Generally, the kebyar duduk dance is performed by a single male dancer, though his make-up makes him appear almost androgynous. He wears a 5 m long piece of fabric (kamben), which is decorated with a gold-painted pattern known as a prada. His accessories and headgear (the latter known as an udeng) are golden and shimmering; because of this, and the traditional designs in these accessories, the writer Kartika Suardana characterizes them as giving an "extra exotic traditional effect". In his right hand, the dancer holds a fan.

During the performance, the dancer is mostly seated or half-seated, at times taking a cross-legged squatting position. At times, fan in hand, the dancer will spin around in circles without standing. His eyes are very active, conveying a wide range of emotions, which can range from coquettish to bashful to angry over the course of routine. This dance is, however, purely interpretative, and not intended to convey a story.

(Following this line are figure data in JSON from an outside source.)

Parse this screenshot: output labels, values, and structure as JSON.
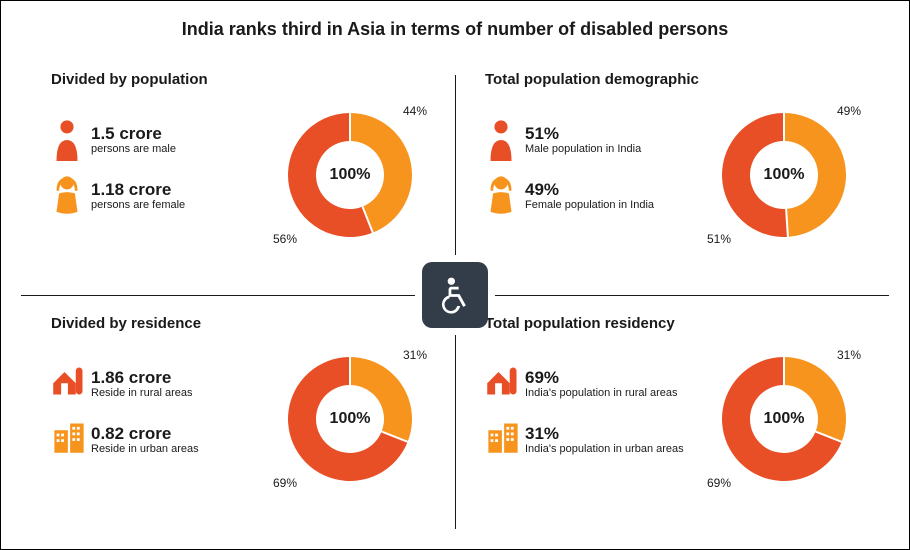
{
  "title": "India ranks third in Asia in terms of number of disabled persons",
  "colors": {
    "primary": "#e94f26",
    "secondary": "#f7941d",
    "text": "#1a1a1a",
    "badge_bg": "#323d49",
    "badge_icon": "#ffffff"
  },
  "layout": {
    "donut_outer_r": 62,
    "donut_inner_r": 34,
    "center_badge_size": 66
  },
  "quadrants": {
    "tl": {
      "title": "Divided by population",
      "stat1": {
        "value": "1.5 crore",
        "label": "persons are male",
        "icon": "male",
        "icon_color": "#e94f26"
      },
      "stat2": {
        "value": "1.18 crore",
        "label": "persons are female",
        "icon": "female",
        "icon_color": "#f7941d"
      },
      "chart": {
        "type": "donut",
        "center_text": "100%",
        "slices": [
          {
            "pct": 44,
            "color": "#f7941d",
            "label": "44%",
            "label_pos": "top-right"
          },
          {
            "pct": 56,
            "color": "#e94f26",
            "label": "56%",
            "label_pos": "bottom-left"
          }
        ]
      }
    },
    "tr": {
      "title": "Total population demographic",
      "stat1": {
        "value": "51%",
        "label": "Male population in India",
        "icon": "male",
        "icon_color": "#e94f26"
      },
      "stat2": {
        "value": "49%",
        "label": "Female population in India",
        "icon": "female",
        "icon_color": "#f7941d"
      },
      "chart": {
        "type": "donut",
        "center_text": "100%",
        "slices": [
          {
            "pct": 49,
            "color": "#f7941d",
            "label": "49%",
            "label_pos": "top-right"
          },
          {
            "pct": 51,
            "color": "#e94f26",
            "label": "51%",
            "label_pos": "bottom-left"
          }
        ]
      }
    },
    "bl": {
      "title": "Divided by residence",
      "stat1": {
        "value": "1.86 crore",
        "label": "Reside in rural areas",
        "icon": "rural",
        "icon_color": "#e94f26"
      },
      "stat2": {
        "value": "0.82 crore",
        "label": "Reside in urban areas",
        "icon": "urban",
        "icon_color": "#f7941d"
      },
      "chart": {
        "type": "donut",
        "center_text": "100%",
        "slices": [
          {
            "pct": 31,
            "color": "#f7941d",
            "label": "31%",
            "label_pos": "top-right"
          },
          {
            "pct": 69,
            "color": "#e94f26",
            "label": "69%",
            "label_pos": "bottom-left"
          }
        ]
      }
    },
    "br": {
      "title": "Total population residency",
      "stat1": {
        "value": "69%",
        "label": "India's population in rural areas",
        "icon": "rural",
        "icon_color": "#e94f26"
      },
      "stat2": {
        "value": "31%",
        "label": "India's population in urban areas",
        "icon": "urban",
        "icon_color": "#f7941d"
      },
      "chart": {
        "type": "donut",
        "center_text": "100%",
        "slices": [
          {
            "pct": 31,
            "color": "#f7941d",
            "label": "31%",
            "label_pos": "top-right"
          },
          {
            "pct": 69,
            "color": "#e94f26",
            "label": "69%",
            "label_pos": "bottom-left"
          }
        ]
      }
    }
  }
}
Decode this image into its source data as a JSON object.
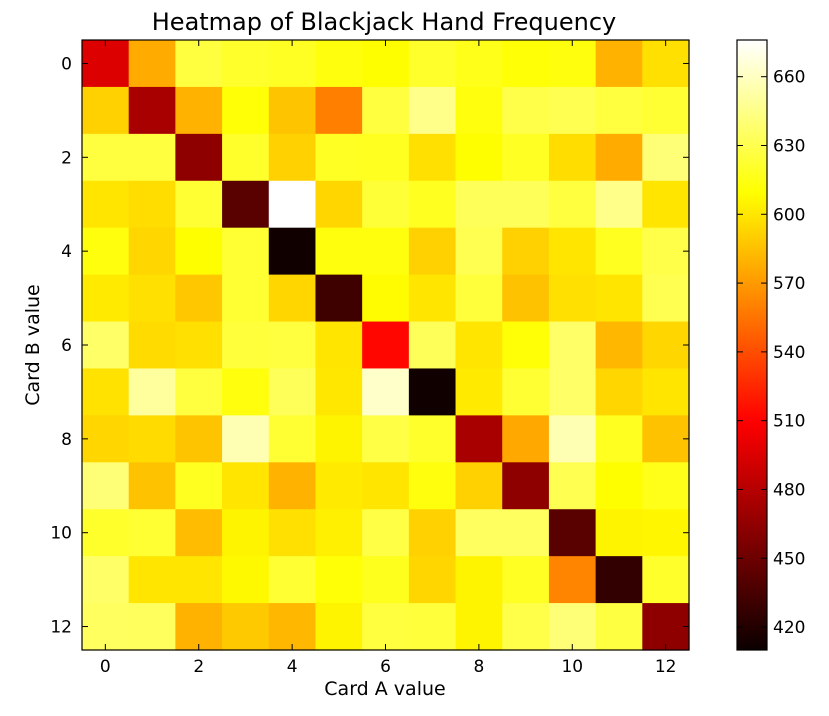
{
  "chart_data": {
    "type": "heatmap",
    "title": "Heatmap of Blackjack Hand Frequency",
    "xlabel": "Card A value",
    "ylabel": "Card B value",
    "x_ticks": [
      "0",
      "2",
      "4",
      "6",
      "8",
      "10",
      "12"
    ],
    "y_ticks": [
      "0",
      "2",
      "4",
      "6",
      "8",
      "10",
      "12"
    ],
    "colorbar_ticks": [
      "420",
      "450",
      "480",
      "510",
      "540",
      "570",
      "600",
      "630",
      "660"
    ],
    "colormap": "hot",
    "value_range": [
      410,
      676
    ],
    "matrix": [
      [
        490,
        575,
        625,
        620,
        618,
        612,
        608,
        620,
        615,
        610,
        612,
        578,
        596
      ],
      [
        590,
        470,
        578,
        610,
        585,
        558,
        625,
        645,
        612,
        628,
        630,
        625,
        622
      ],
      [
        625,
        625,
        460,
        620,
        590,
        618,
        617,
        596,
        608,
        618,
        595,
        575,
        640
      ],
      [
        598,
        595,
        622,
        440,
        676,
        592,
        623,
        617,
        632,
        632,
        625,
        645,
        598
      ],
      [
        612,
        592,
        608,
        622,
        412,
        612,
        612,
        590,
        630,
        590,
        598,
        617,
        628
      ],
      [
        600,
        596,
        586,
        622,
        592,
        430,
        607,
        598,
        624,
        584,
        596,
        598,
        630
      ],
      [
        636,
        594,
        596,
        624,
        625,
        598,
        510,
        632,
        598,
        610,
        636,
        580,
        592
      ],
      [
        597,
        650,
        625,
        612,
        632,
        599,
        662,
        412,
        600,
        622,
        636,
        592,
        598
      ],
      [
        592,
        594,
        585,
        656,
        622,
        604,
        627,
        620,
        470,
        574,
        656,
        617,
        584
      ],
      [
        640,
        584,
        617,
        598,
        578,
        600,
        598,
        612,
        590,
        460,
        630,
        608,
        615
      ],
      [
        620,
        622,
        582,
        604,
        596,
        602,
        627,
        590,
        634,
        634,
        440,
        604,
        605
      ],
      [
        636,
        598,
        598,
        606,
        622,
        610,
        616,
        592,
        604,
        618,
        560,
        425,
        620
      ],
      [
        634,
        633,
        578,
        587,
        580,
        604,
        625,
        624,
        604,
        628,
        640,
        626,
        460
      ]
    ]
  }
}
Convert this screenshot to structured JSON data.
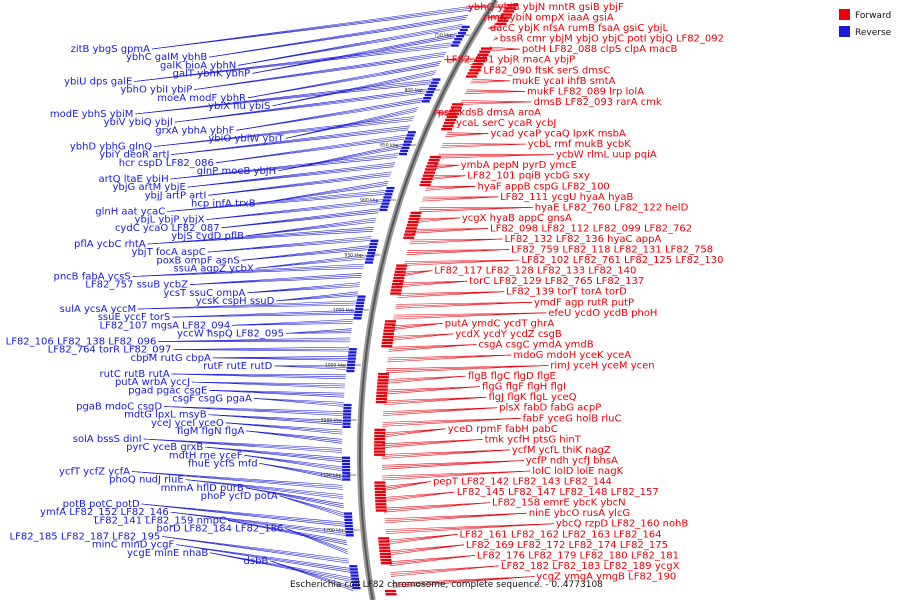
{
  "caption": "Escherichia coli LF82 chromosome, complete sequence. - 0..4773108",
  "legend": [
    {
      "label": "Forward",
      "color": "#e8000b"
    },
    {
      "label": "Reverse",
      "color": "#1a1adc"
    }
  ],
  "colors": {
    "forward": "#e8000b",
    "reverse": "#1a1adc",
    "backbone": "#555555"
  },
  "ticks": [
    "750 kbp",
    "800 kbp",
    "850 kbp",
    "900 kbp",
    "950 kbp",
    "1000 kbp",
    "1050 kbp",
    "1100 kbp",
    "1150 kbp",
    "1200 kbp"
  ],
  "forward_labels": [
    "ybhQ ybiB",
    "ybjN",
    "mntR",
    "gsiB ybjF",
    "rimK",
    "ybiN ompX",
    "iaaA",
    "gsiA",
    "dacC ybjK",
    "nfsA",
    "rumB",
    "fsaA gsiC ybjL",
    "bssR cmr ybjM ybjO",
    "ybjC potI",
    "ybjQ",
    "LF82_092",
    "potH",
    "LF82_088",
    "clpS clpA",
    "macB",
    "LF82_091",
    "ybjR",
    "macA",
    "ybjP",
    "LF82_090",
    "ftsK",
    "serS",
    "dmsC",
    "mukE",
    "ycaI",
    "ihfB",
    "smtA",
    "mukF",
    "LF82_089",
    "lrp",
    "lolA",
    "dmsB",
    "LF82_093",
    "rarA",
    "cmk",
    "rpsA",
    "kdsB",
    "dmsA",
    "aroA",
    "ycaL",
    "serC",
    "ycaR",
    "ycbJ",
    "ycad ycaP",
    "ycaQ",
    "lpxK",
    "msbA",
    "ycbL",
    "rmf",
    "mukB",
    "ycbK",
    "ycbW",
    "rlmL",
    "uup",
    "pqiA",
    "ymbA",
    "pepN",
    "pyrD",
    "ymcE",
    "LF82_101",
    "pqiB",
    "ycbG",
    "sxy",
    "hyaF",
    "appB",
    "cspG",
    "LF82_100",
    "LF82_111",
    "ycgU",
    "hyaA",
    "hyaB",
    "hyaE",
    "LF82_760",
    "LF82_122",
    "helD",
    "ycgX",
    "hyaB",
    "appC",
    "gnsA",
    "LF82_098",
    "LF82_112",
    "LF82_099",
    "LF82_762",
    "LF82_132",
    "LF82_136",
    "hyaC",
    "appA",
    "LF82_759",
    "LF82_118",
    "LF82_131",
    "LF82_758",
    "LF82_102",
    "LF82_761",
    "LF82_125",
    "LF82_130",
    "LF82_117",
    "LF82_128",
    "LF82_133",
    "LF82_140",
    "torC",
    "LF82_129",
    "LF82_765",
    "LF82_137",
    "LF82_139",
    "torT",
    "torA",
    "torD",
    "ymdF",
    "agp",
    "rutR",
    "putP",
    "efeU",
    "ycdO",
    "ycdB",
    "phoH",
    "putA",
    "ymdC",
    "ycdT",
    "ghrA",
    "ycdX",
    "ycdY",
    "ycdZ",
    "csgB",
    "csgA",
    "csgC",
    "ymdA",
    "ymdB",
    "mdoG",
    "mdoH",
    "yceK",
    "yceA",
    "rimJ",
    "yceH",
    "yceM",
    "ycen",
    "flgB",
    "flgC",
    "flgD",
    "flgE",
    "flgG",
    "flgF",
    "flgH",
    "flgI",
    "flgJ",
    "flgK",
    "flgL",
    "yceQ",
    "plsX",
    "fabD",
    "fabG",
    "acpP",
    "fabF",
    "yceG",
    "holB",
    "rluC",
    "yceD",
    "rpmF",
    "fabH",
    "pabC",
    "tmk",
    "ycfH",
    "ptsG",
    "hinT",
    "ycfM",
    "ycfL",
    "thiK",
    "nagZ",
    "ycfP",
    "ndh",
    "ycfJ",
    "bhsA",
    "lolC",
    "lolD",
    "lolE",
    "nagK",
    "pepT",
    "LF82_142",
    "LF82_143",
    "LF82_144",
    "LF82_145",
    "LF82_147",
    "LF82_148",
    "LF82_157",
    "LF82_158",
    "emrE",
    "ybcK",
    "ybcN",
    "ninE",
    "ybcO",
    "rusA",
    "ylcG",
    "ybcQ",
    "rzpD",
    "LF82_160",
    "nohB",
    "LF82_161",
    "LF82_162",
    "LF82_163",
    "LF82_164",
    "LF82_169",
    "LF82_172",
    "LF82_174",
    "LF82_175",
    "LF82_176",
    "LF82_179",
    "LF82_180",
    "LF82_181",
    "LF82_182",
    "LF82_183",
    "LF82_189",
    "ycgX",
    "ycgZ",
    "ymgA",
    "ymgB",
    "LF82_190"
  ],
  "reverse_labels": [
    "zitB",
    "ybgS",
    "gpmA",
    "ybhC",
    "galM",
    "ybhB",
    "galK",
    "bioA",
    "ybhN",
    "galT",
    "ybhK",
    "ybhP",
    "ybiU",
    "dps",
    "galE",
    "ybhO",
    "ybiI",
    "ybiP",
    "moeA",
    "modF",
    "ybhR",
    "ybiX",
    "fiu",
    "ybiS",
    "modE",
    "ybhS",
    "ybiM",
    "ybiV",
    "ybiQ",
    "ybjI",
    "grxA",
    "ybhA",
    "ybhF",
    "ybiO",
    "ybiW",
    "ybiT",
    "ybhD",
    "ybhG",
    "glnQ",
    "ybiY",
    "deoR",
    "artJ",
    "hcr",
    "cspD",
    "LF82_086",
    "glnP",
    "moeB",
    "ybjH",
    "artQ",
    "ltaE",
    "ybiH",
    "ybjG",
    "artM",
    "ybjE",
    "ybjJ",
    "artP",
    "artI",
    "hcp",
    "infA",
    "trxB",
    "glnH",
    "aat",
    "ycaC",
    "ybjL",
    "ybjP",
    "ybjX",
    "cydC",
    "ycaO",
    "LF82_087",
    "ybjS",
    "cydD",
    "pflB",
    "pflA",
    "ycbC",
    "rhtA",
    "ybjT",
    "focA",
    "aspC",
    "poxB",
    "ompF",
    "asnS",
    "ssuA",
    "aqpZ",
    "ycbX",
    "pncB",
    "fabA",
    "ycsS",
    "LF82_757",
    "ssuB",
    "ycbZ",
    "ycsT",
    "ssuC",
    "ompA",
    "ycsK",
    "cspH",
    "ssuD",
    "sulA",
    "ycsA",
    "yccM",
    "ssuE",
    "yccF",
    "torS",
    "LF82_107",
    "mgsA",
    "LF82_094",
    "yccW",
    "hspQ",
    "LF82_095",
    "LF82_106",
    "LF82_138",
    "LF82_096",
    "LF82_764",
    "torR",
    "LF82_097",
    "cbpM",
    "rutG",
    "cbpA",
    "rutF",
    "rutE",
    "rutD",
    "rutC",
    "rutB",
    "rutA",
    "putA",
    "wrbA",
    "yccJ",
    "pgad",
    "pgac",
    "csgE",
    "csgF",
    "csgG",
    "pgaA",
    "pgaB",
    "mdoC",
    "csgD",
    "mdtG",
    "lpxL",
    "msyB",
    "yceJ",
    "yceI",
    "yceO",
    "flgM",
    "flgN",
    "flgA",
    "solA",
    "bssS",
    "dinI",
    "pyrC",
    "yceB",
    "grxB",
    "mdtH",
    "rne",
    "yceF",
    "fhuE",
    "ycfS",
    "mfd",
    "ycfT",
    "ycfZ",
    "ycfA",
    "phoQ",
    "nudJ",
    "rluE",
    "mnmA",
    "hflD",
    "purB",
    "phoP",
    "ycfD",
    "potA",
    "potB",
    "potC",
    "potD",
    "ymfA",
    "LF82_152",
    "LF82_146",
    "LF82_141",
    "LF82_159",
    "nmpC",
    "borD",
    "LF82_184",
    "LF82_186",
    "LF82_185",
    "LF82_187",
    "LF82_195",
    "minC",
    "minD",
    "ycgF",
    "ycgE",
    "minE",
    "nhaB",
    "dsbB"
  ]
}
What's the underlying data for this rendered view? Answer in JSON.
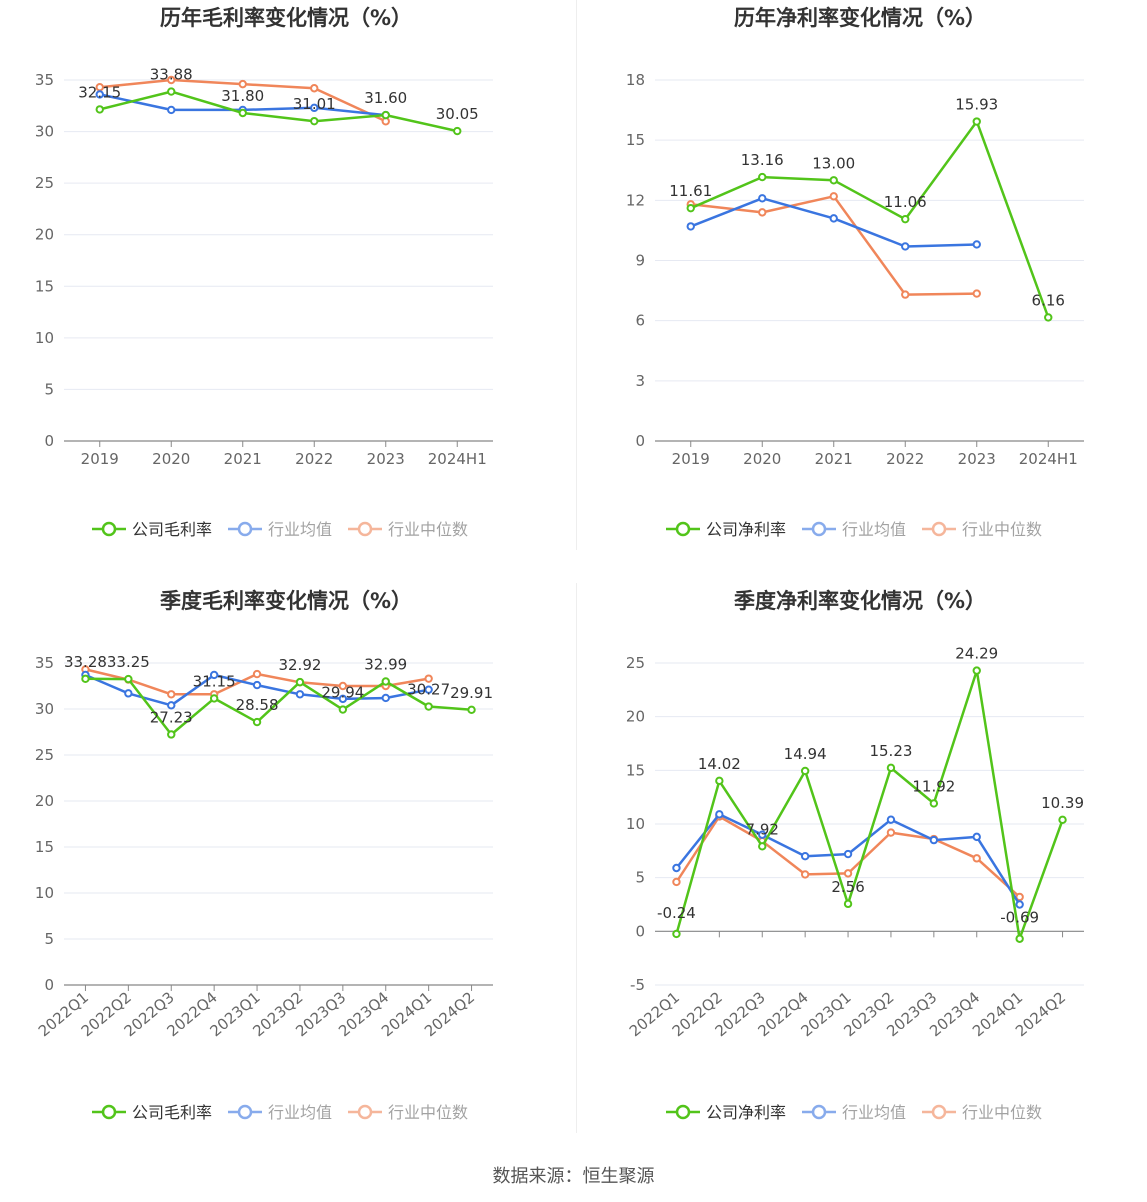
{
  "source": "数据来源：恒生聚源",
  "legend_default": [
    "行业均值",
    "行业中位数"
  ],
  "colors": {
    "company": "#52c41a",
    "avg": "#3a75e0",
    "median": "#f0865a",
    "grid": "#e6e9f2",
    "axis": "#666666",
    "label": "#333333"
  },
  "chart_data": [
    {
      "type": "line",
      "title": "历年毛利率变化情况（%）",
      "categories": [
        "2019",
        "2020",
        "2021",
        "2022",
        "2023",
        "2024H1"
      ],
      "ylim": [
        0,
        35
      ],
      "yticks": [
        0,
        5,
        10,
        15,
        20,
        25,
        30,
        35
      ],
      "legend_position": "bottom",
      "series": [
        {
          "name": "公司毛利率",
          "key": "company",
          "values": [
            32.15,
            33.88,
            31.8,
            31.01,
            31.6,
            30.05
          ],
          "labels": [
            "32.15",
            "33.88",
            "31.80",
            "31.01",
            "31.60",
            "30.05"
          ]
        },
        {
          "name": "行业均值",
          "key": "avg",
          "values": [
            33.6,
            32.1,
            32.1,
            32.3,
            31.6,
            null
          ]
        },
        {
          "name": "行业中位数",
          "key": "median",
          "values": [
            34.3,
            35.0,
            34.6,
            34.2,
            31.0,
            null
          ]
        }
      ]
    },
    {
      "type": "line",
      "title": "历年净利率变化情况（%）",
      "categories": [
        "2019",
        "2020",
        "2021",
        "2022",
        "2023",
        "2024H1"
      ],
      "ylim": [
        0,
        18
      ],
      "yticks": [
        0,
        3,
        6,
        9,
        12,
        15,
        18
      ],
      "legend_position": "bottom",
      "series": [
        {
          "name": "公司净利率",
          "key": "company",
          "values": [
            11.61,
            13.16,
            13.0,
            11.06,
            15.93,
            6.16
          ],
          "labels": [
            "11.61",
            "13.16",
            "13.00",
            "11.06",
            "15.93",
            "6.16"
          ]
        },
        {
          "name": "行业均值",
          "key": "avg",
          "values": [
            10.7,
            12.1,
            11.1,
            9.7,
            9.8,
            null
          ]
        },
        {
          "name": "行业中位数",
          "key": "median",
          "values": [
            11.8,
            11.4,
            12.2,
            7.3,
            7.35,
            null
          ]
        }
      ]
    },
    {
      "type": "line",
      "title": "季度毛利率变化情况（%）",
      "categories": [
        "2022Q1",
        "2022Q2",
        "2022Q3",
        "2022Q4",
        "2023Q1",
        "2023Q2",
        "2023Q3",
        "2023Q4",
        "2024Q1",
        "2024Q2"
      ],
      "ylim": [
        0,
        35
      ],
      "yticks": [
        0,
        5,
        10,
        15,
        20,
        25,
        30,
        35
      ],
      "legend_position": "bottom",
      "series": [
        {
          "name": "公司毛利率",
          "key": "company",
          "values": [
            33.28,
            33.25,
            27.23,
            31.15,
            28.58,
            32.92,
            29.94,
            32.99,
            30.27,
            29.91
          ],
          "labels": [
            "33.28",
            "33.25",
            "27.23",
            "31.15",
            "28.58",
            "32.92",
            "29.94",
            "32.99",
            "30.27",
            "29.91"
          ]
        },
        {
          "name": "行业均值",
          "key": "avg",
          "values": [
            33.7,
            31.7,
            30.4,
            33.7,
            32.6,
            31.6,
            31.1,
            31.2,
            32.1,
            null
          ]
        },
        {
          "name": "行业中位数",
          "key": "median",
          "values": [
            34.3,
            33.2,
            31.6,
            31.6,
            33.8,
            32.9,
            32.5,
            32.5,
            33.3,
            null
          ]
        }
      ]
    },
    {
      "type": "line",
      "title": "季度净利率变化情况（%）",
      "categories": [
        "2022Q1",
        "2022Q2",
        "2022Q3",
        "2022Q4",
        "2023Q1",
        "2023Q2",
        "2023Q3",
        "2023Q4",
        "2024Q1",
        "2024Q2"
      ],
      "ylim": [
        -5,
        25
      ],
      "yticks": [
        -5,
        0,
        5,
        10,
        15,
        20,
        25
      ],
      "legend_position": "bottom",
      "series": [
        {
          "name": "公司净利率",
          "key": "company",
          "values": [
            -0.24,
            14.02,
            7.92,
            14.94,
            2.56,
            15.23,
            11.92,
            24.29,
            -0.69,
            10.39
          ],
          "labels": [
            "-0.24",
            "14.02",
            "7.92",
            "14.94",
            "2.56",
            "15.23",
            "11.92",
            "24.29",
            "-0.69",
            "10.39"
          ]
        },
        {
          "name": "行业均值",
          "key": "avg",
          "values": [
            5.9,
            10.9,
            9.0,
            7.0,
            7.2,
            10.4,
            8.5,
            8.8,
            2.5,
            null
          ]
        },
        {
          "name": "行业中位数",
          "key": "median",
          "values": [
            4.6,
            10.7,
            8.4,
            5.3,
            5.4,
            9.2,
            8.6,
            6.8,
            3.2,
            null
          ]
        }
      ]
    }
  ]
}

The music is played with fast, complex rhythms and striking sounds. The musicologist Michael Tenzer characterizes the relationship between the drummer in the gamelan troupe and the dancer as almost a type of contest. The drummer, while beating out a tempo of four beats per second, must also respond quickly to the dancer's cues by signalling the other members of the gamelan troupe. The dancer, meanwhile, must send his cues (flourishes known as angsel) in a fixed relation to the metre of the music. Towards the end of a performance, however, the drummer and dancer may engage in a sort of duet, seeming to struggle for control of the music.